Carey revela que Liberty Media mudou gestão porque “F1 não cresceu o bastante nos últimos cinco anos”

Novo chefão da F1, Chase Carey revelou a razão pela qual o Liberty Media conduziu uma mudança na chefia do Mundial: o esporte não cresceu o bastante nos últimos quatro ou cinco anos e não usou todo o seu potencial. Carey assumiu o cargo de diretor-executivo, substituindo Bernie Ecclestone

Warm Up / Redação GP, de Leipzig
 

A F1 precisava de uma mudança de administração porque não apresentou um crescimento suficiente nos últimos cinco anos. A frase é de Chase Carey, novo chefão do Mundial e homem indicado pelo Liberty Media para conduzir a maior das categorias a uma nova era. O gigante grupo norte-americano concluiu a compra do principal campeonato do automobilismo e já promoveu uma drástica mudança no comando, ao tirar Bernie Ecclestone do cargo de diretor-executivo.

Carey assumiu o papel do inglês e ainda chamou Ross Brawn para liderar o lado esportivo e Sean Bratches, ex-ESPN, para chefiar a parte comercial. “Enquanto olhávamos para o negócio, achamos que, particularmente, a F1 não acresceu nos últimos quatro ou cinco anos. O esporte não cresceu, não usou o seu potencial completo”, afirmou Carey em entrevista na manhã desta terça-feira (24) à emissora britânica Sky News.

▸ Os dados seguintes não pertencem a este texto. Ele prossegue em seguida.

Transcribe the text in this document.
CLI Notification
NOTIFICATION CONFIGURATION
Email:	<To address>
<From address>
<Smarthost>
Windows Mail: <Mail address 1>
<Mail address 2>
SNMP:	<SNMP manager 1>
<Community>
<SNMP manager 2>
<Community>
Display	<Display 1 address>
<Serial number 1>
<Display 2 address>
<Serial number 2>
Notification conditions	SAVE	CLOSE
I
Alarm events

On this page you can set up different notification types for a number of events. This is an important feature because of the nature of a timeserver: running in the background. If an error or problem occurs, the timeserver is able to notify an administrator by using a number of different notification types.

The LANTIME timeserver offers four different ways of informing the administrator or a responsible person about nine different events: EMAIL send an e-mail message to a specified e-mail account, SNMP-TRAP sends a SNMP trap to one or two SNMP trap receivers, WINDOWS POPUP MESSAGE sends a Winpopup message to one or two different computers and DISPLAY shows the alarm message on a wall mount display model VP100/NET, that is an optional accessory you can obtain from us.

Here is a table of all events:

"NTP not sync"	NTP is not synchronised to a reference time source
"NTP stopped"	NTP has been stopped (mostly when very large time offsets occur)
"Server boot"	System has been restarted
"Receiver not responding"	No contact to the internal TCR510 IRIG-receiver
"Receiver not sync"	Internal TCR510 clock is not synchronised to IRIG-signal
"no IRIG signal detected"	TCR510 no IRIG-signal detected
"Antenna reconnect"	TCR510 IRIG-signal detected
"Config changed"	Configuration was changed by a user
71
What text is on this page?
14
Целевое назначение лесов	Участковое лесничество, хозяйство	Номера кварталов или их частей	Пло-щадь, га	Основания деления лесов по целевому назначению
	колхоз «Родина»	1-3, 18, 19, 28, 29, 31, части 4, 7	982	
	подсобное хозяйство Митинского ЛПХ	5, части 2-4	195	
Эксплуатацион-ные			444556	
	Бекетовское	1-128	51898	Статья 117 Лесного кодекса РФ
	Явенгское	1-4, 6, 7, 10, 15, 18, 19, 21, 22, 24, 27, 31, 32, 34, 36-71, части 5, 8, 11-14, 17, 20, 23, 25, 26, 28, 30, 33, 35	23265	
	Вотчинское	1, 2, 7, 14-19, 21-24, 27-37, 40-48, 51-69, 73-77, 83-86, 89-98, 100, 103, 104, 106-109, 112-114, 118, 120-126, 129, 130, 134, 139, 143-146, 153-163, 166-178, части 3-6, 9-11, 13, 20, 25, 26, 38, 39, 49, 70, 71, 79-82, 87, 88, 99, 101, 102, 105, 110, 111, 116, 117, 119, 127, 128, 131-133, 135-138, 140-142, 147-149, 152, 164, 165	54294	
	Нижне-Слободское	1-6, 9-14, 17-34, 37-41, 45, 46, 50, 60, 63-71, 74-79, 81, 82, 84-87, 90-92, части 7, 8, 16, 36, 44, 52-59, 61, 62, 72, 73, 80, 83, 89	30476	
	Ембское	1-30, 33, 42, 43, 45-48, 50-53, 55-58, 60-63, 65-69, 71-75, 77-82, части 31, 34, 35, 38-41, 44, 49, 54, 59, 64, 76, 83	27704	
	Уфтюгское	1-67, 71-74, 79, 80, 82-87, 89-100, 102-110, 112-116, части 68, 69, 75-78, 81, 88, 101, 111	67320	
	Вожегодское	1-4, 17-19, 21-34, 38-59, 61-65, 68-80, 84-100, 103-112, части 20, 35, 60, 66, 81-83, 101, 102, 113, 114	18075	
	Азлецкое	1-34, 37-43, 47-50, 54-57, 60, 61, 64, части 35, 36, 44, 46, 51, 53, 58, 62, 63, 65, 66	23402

“Por isso, é que precisamos colocar em prática uma nova organização, para ser capaz de gerar um crescimento do esporte no mundo e crescer da forma que precisa crescer. Em alguns aspectos, teremos também de trabalhar com parceiros nossos para nos certificar do que é possível fazer para crescer e também para melhorar a relação com os fãs.”
Helmut Marko conversa com o novo presidente da F1, Chase Carey no grid do GP do México (Foto: Red Bull Content Pool)

“E acho que Sean e Ross vão ter papéis criticamente importantes no desenvolvimento do esporte em geral. Ross traz décadas de experiência de sucesso. E é o que queremos, tornar o esporte o mais emocionante possível para os fãs”, reiterou.

O dirigente norte-americano também está convencido de que a nova gestão vai fazer a diferença para a F1 e de forma rápida. “Há muitas coisas que podemos fazer. É um esporte grande. Os pilotos são astros, tem carros que combinam potência e tecnologia de uma forma que realmente surpreende as pessoas, além de uma marca que tem fãs ao redor do mundo.”

“É um esporte com infinitas ferramentas, mas precisamos continuar a melhorá-lo. E Ross entende como ninguém como o esporte funciona. Estou realmente animado com o futuro. Há muito o que queremos fazer e estamos ansiosos”, encerrou.